Only enter the realms of connected machines and services through open ports and open wireless connectivity, and the whole picture alters dramatically, as the list of machines and services connected to the system rapidly expands. “With the ease of use, open compatibility and fast procurement of cloud services, connected services can be added by the hundreds, without any physical confines,” he says.
“Mechanisms and open source tools, such as the CSA STAR [Cloud Security Alliance - Security, Trust, Assurance and Risk] framework can be put in place to establish baseline security requirements and shared responsibility for cyber security within the supply chain,” states Yeoh, while it falls to those partners in the supply chain to demonstrate trust in the relationship. “Shared responsibility frameworks allow business operators to align and understand the security objectives of all parties in the supply chain. Tools such as the CSA STAR are becoming a consensus across the industry on harmonising baseline security across cloud and cyber platforms.”
Yeoh believes that blockchain technologies have the potential to automate and verify the management, procurement and operation of security protocols in the supply chain, adding: “A business continuity and disaster recovery plan needs to be put in place for full, partial or limited operations under disruption or a security attack. As the attack vector changes, the security of an industrial system will have to evolve to protect new devices, virtual networks, service applications, and the environmental and human impact of those systems.”
BOX OUT: One strike and out?
While individual components may be labelled as cyber-secure, it only takes a single vulnerability to compromise the entire supply chain, points out John Titmus, director EMEA at CrowdStrike. To remedy this and improve OT (operational technology) hygiene, continuous monitoring and enhanced detection below the OS-level is essential.
“Today, most security products remain blind to attacks that attempt to leverage vulnerabilities in, for instance, BIOS firmware,” he comments. “Accessing endpoints in this way compromises the entire system and can even persist across reboots and reinstallation of the operating system.”

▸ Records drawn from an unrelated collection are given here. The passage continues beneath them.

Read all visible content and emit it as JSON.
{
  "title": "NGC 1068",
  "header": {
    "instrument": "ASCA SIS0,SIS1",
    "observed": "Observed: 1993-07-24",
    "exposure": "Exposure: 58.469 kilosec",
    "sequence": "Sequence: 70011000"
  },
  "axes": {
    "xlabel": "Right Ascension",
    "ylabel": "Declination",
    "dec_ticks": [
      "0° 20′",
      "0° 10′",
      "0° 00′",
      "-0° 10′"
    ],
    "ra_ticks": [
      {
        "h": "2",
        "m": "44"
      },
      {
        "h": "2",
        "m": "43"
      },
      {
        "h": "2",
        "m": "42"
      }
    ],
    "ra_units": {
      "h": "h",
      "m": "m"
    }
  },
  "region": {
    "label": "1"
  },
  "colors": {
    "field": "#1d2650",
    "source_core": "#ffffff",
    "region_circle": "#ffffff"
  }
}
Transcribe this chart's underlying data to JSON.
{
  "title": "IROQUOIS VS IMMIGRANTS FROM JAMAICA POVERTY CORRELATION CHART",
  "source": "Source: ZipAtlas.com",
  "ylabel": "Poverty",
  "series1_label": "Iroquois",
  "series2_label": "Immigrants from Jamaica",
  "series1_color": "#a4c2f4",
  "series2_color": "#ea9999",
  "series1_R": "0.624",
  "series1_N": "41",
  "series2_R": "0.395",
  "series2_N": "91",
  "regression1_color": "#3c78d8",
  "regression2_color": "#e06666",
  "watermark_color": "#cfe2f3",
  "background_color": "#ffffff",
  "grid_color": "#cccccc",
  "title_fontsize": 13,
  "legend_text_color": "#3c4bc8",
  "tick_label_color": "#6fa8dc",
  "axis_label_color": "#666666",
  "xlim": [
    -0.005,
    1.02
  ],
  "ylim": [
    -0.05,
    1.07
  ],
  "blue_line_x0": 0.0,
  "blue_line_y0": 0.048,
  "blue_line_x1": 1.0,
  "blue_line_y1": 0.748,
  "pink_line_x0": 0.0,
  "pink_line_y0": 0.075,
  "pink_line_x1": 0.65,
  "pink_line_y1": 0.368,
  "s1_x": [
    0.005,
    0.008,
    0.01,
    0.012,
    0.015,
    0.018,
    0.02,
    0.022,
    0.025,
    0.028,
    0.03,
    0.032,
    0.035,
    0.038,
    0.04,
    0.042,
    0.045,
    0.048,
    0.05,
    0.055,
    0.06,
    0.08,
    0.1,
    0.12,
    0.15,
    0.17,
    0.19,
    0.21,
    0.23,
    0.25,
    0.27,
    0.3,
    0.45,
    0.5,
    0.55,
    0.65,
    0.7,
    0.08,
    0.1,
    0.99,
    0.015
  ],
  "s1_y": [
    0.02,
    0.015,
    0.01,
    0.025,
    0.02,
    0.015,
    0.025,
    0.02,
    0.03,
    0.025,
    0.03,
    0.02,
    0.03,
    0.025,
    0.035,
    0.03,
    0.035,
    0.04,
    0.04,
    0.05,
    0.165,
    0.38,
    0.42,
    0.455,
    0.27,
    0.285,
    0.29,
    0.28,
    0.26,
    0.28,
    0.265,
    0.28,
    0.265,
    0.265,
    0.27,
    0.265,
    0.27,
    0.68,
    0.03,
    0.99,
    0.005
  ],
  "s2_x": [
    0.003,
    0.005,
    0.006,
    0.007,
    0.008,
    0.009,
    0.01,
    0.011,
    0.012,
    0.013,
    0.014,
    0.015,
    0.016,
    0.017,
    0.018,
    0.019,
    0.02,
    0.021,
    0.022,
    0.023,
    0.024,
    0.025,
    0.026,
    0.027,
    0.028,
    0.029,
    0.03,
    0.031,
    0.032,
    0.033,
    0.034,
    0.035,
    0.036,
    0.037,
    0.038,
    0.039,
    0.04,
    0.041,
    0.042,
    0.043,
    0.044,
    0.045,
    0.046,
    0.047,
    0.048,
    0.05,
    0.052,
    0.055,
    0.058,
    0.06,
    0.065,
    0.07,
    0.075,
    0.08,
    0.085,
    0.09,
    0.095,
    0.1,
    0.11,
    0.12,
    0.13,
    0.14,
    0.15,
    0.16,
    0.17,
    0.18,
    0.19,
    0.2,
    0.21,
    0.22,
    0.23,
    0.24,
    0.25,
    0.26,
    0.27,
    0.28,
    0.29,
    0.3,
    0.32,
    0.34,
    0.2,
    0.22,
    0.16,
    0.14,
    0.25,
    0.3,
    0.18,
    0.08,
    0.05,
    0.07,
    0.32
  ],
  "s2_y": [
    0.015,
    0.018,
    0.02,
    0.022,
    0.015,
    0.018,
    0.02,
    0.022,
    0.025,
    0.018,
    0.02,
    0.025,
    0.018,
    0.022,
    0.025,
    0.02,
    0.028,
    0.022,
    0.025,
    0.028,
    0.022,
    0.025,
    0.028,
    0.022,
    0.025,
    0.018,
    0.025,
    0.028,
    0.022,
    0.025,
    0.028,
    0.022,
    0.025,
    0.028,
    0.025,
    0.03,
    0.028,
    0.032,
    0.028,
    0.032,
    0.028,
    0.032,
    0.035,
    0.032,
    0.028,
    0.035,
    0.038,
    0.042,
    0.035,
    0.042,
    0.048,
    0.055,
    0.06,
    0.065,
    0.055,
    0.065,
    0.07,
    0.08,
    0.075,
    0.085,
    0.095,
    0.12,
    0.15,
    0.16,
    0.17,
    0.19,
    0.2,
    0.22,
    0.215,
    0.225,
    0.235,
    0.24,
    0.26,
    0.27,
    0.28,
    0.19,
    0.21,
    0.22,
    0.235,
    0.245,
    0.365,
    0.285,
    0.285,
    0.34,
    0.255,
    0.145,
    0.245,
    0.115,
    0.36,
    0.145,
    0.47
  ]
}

Industrial networks are particularly at risk to these types of attack, since their security has often been neglected for years. “Malware can spread rapidly from individual infected devices, to the whole office, to plants in other countries.” He sees firmware and hardware-level visibility into these vulnerabilities and attacks as the best option in protecting the supply chain, allowing cyber security teams to discover dormant threats that have not yet been detected – “and can even prevent attacks before they have a chance to take off”.